What his eccentric friend failed to provide, Odo had little difficulty in obtaining for himself; for though most of the new writers were on the Index, and the Sardinian censorship was notoriously severe, there was never yet a barrier that could keep out books, and Cantapresto was a skilled purveyor of contraband dainties. Odo had thus acquainted himself with the lighter literature of England and France; and though he had read but few philosophical treatises, was yet dimly aware of the new standpoint from which, north of the Alps, men were beginning to test the accepted forms of thought. The first disturbance of his childish faith, and the coincident reading of the Lettres Philosophiques, had been followed by a period of moral perturbation, during which he suffered from that sense of bewilderment, of inability to classify the phenomena of life, that is one of the keenest trials of inexperience. Youth and nature had their way with him, however, and a wholesome reaction of indifference set in.
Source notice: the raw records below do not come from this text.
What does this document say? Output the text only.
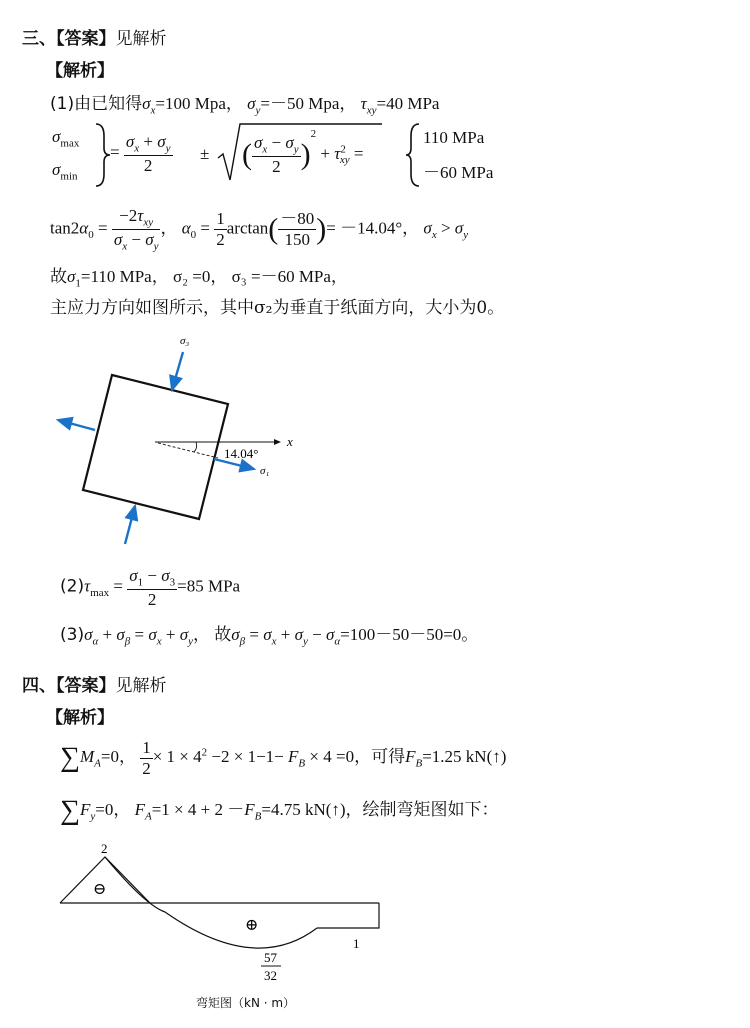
三、【答案】见解析
【解析】
(1)由已知得$\sigma_x=100$ Mpa， $\sigma_y=-50$ Mpa， $\tau_{xy}=40$ MPa
$\sigma_{max}$
$\sigma_{min}$
= $\frac{\sigma_x + \sigma_y}{2}$ ± ( $\frac{\sigma_x - \sigma_y}{2} )^2 + \tau^2_{xy}$ =
110 MPa
－60 MPa
$\tan 2\alpha_0 = \frac{-2\tau_{xy}}{\sigma_x - \sigma_y}$ ， $\alpha_0 = \frac{1}{2} \arctan( \frac{-80}{150}$ )= －14.04°， $\sigma_x > \sigma_y$
故$\sigma_1=110$ MPa， σ₂ =0， σ₃ =－60 MPa，
主应力方向如图所示，其中σ₂为垂直于纸面方向，大小为0。
σ₃
σ₁
x
14.04°
$(2)\tau_{max} = \frac{\sigma_1 - \sigma_3}{2} =85$ MPa
$(3)\sigma_\alpha + \sigma_\beta = \sigma_x + \sigma_y$， 故$\sigma_\beta = \sigma_x + \sigma_y - \sigma_\alpha=100-50-50=0$。
四、【答案】见解析
【解析】
$\sum M_A=0$， $\frac{1}{2} \times 1 \times 4^2 -2 \times 1-1- F_B \times 4 =0$，可得$F_B=1.25$ kN(↑)
$\sum F_y=0$， $F_A=1 \times 4 + 2 -F_B=4.75$ kN(↑)，绘制弯矩图如下：
2
⊖
⊕
1
57
32
弯矩图（kN · m）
The invisible world of thought and conduct had been the frequent subject of his musings; but the other, tangible world was close to him too, spreading like a rich populous plain between himself and the distant heights of speculation. The old doubts, the old dissatisfactions, hung on the edge of consciousness; but he was too profoundly Italian not to linger awhile in that atmosphere of careless acquiescence that is so pleasant a medium for the unhampered enjoyment of life. Some day, no doubt, the intellectual curiosity and the moral disquietude would revive; but what he wanted now were books which appealed not to his reason but to his emotions, which reflected as in a mirror the rich and varied life of the senses: books that were warm to the touch, like the little volume in his hand.